Akika pflegt immer noch eine grelle Ästhetik, einen lauten Stil, der immer wieder auf Popkultur verweist. Der Musiker Jayrope spielt neben knirschenden Drones und subtileren Ambient-Passagen auch Nancy Sinatras „Bang Bang“, dem Quentin Tarantino durch seinen Film „Kill Bill“ vor zehn Jahren zu verspätetem Ruhm verhalf. Und wenn eine Zigarette angezündet wird, sind die dabei entstehenden Geräusche mikroskopartig vergrößert wie in der Kinowerbung, knistert der Tabak, als würde die Zigarette direkt neben dem eigenen Ohr abbrennen.
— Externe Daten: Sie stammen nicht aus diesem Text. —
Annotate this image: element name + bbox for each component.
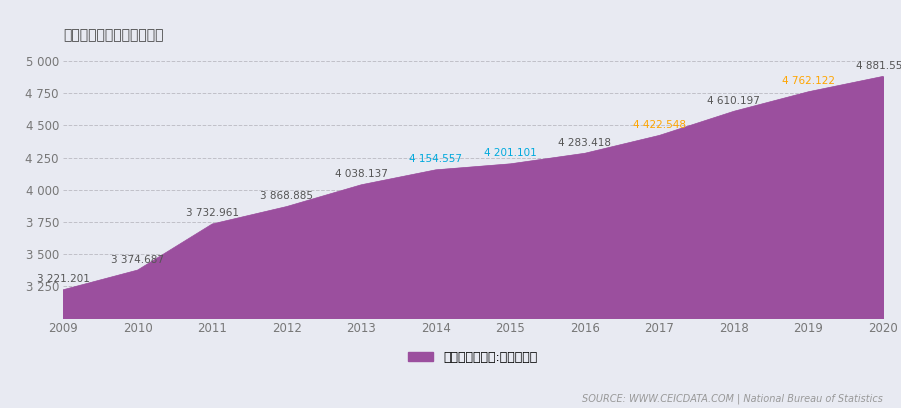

Neu allerdings ist, dass Akika hier ansonsten ganz auf Text verzichtet, wo er bei seinen vorherigen Produktionen die Grenzen zwischen Theater und Tanz immer wieder vehement durchbrach. Zwar tritt gelegentlich einer der Akteure ans Mikrofon – aber es kommt beim besten Willen nichts heraus als ein Luftholen, ein Seufzen, ein Stöhnen, ein resigniertes Seufzen. Wovon man nicht sprechen kann, davon muss man schweigen. Oder tanzen. Manches bleibt dabei unscharf, assoziativ, die Masken zum Beispiel, die eine Zeit lang die Köpfe dreier Ensemblemitglieder, nun ja, zieren: ein Hase, eine Maus, ein Schwein. Anderes ist wieder sehr explizit: die Domina, die den Mann an der Hundeleine führt, die brave Hausfrau, die sich zu Hause grämt, die Braut, die erwartungsvoll auf den Sternenhimmel zuschreitet. „Together forever“? Die Liebe stiftet dieses Ewige offenbar nicht – jedenfalls nicht zuverlässig.

Die Spannbreite der ästhetischen Ansätze im Tanz am Theater Bremen ließe sich exemplarisch an der Distanz zwischen Akikas gelegentlich trashigem, lautem Stil und Laurent Chétouanes „O“ verdeutlichen, das am Donnerstagabend auf der Probebühne Kresnik, hoch oben im vierten Stock, zu sehen war. Das „O“ steht dabei nicht allein für den Buchstaben, den Laut, sondern lässt sich auch als Kreissymbol verstehen, das in dieser höchst minimalistischen Choreografie motivisch immer wieder zu erkennen ist. In einer halben Stunde misst der Tänzer Mikael Marklund das Bühnengeviert aus, durchschreitet es, kreist darin, umläuft es, steht auch manchmal nur still darin, mit weit geöffneten Augen, den Mund bewegend, als wolle er etwas sagen. Dann wirkt er geradezu zerbrechlich, hilflos, wie ein scheues Reh. All das findet in fast völliger Stille statt. Nur die Bewegungen Marklunds erzeugen Geräusche. Vorsichtig tastet sich Marklund in mal nach innen kreisenden, mal raumgreifenden Bewegungen durch das Stück, erst spät gewinnen seine Bewegungen an Kraft, bis er befreit an den Rändern der Bühne entlangläuft und am Publikum vorbei, mit weit geöffneten Armen. Abwehr oder Umarmung – das ist nicht deutlich zu erkennen. Aber so ganz öffnet er sich uns jedenfalls nicht. Er verlässt, so still wie er gekommen ist, den Raum.

Gestern zeigten dann Gintersdorfer/Klaßen zwei Teile ihrer Reihe „Logobi“ – eine weitere Herangehensweise an das, was im Theater Bremen im Tanztheater zu sehen ist. Eine, die den Begriff noch weiter dehnt als Akika.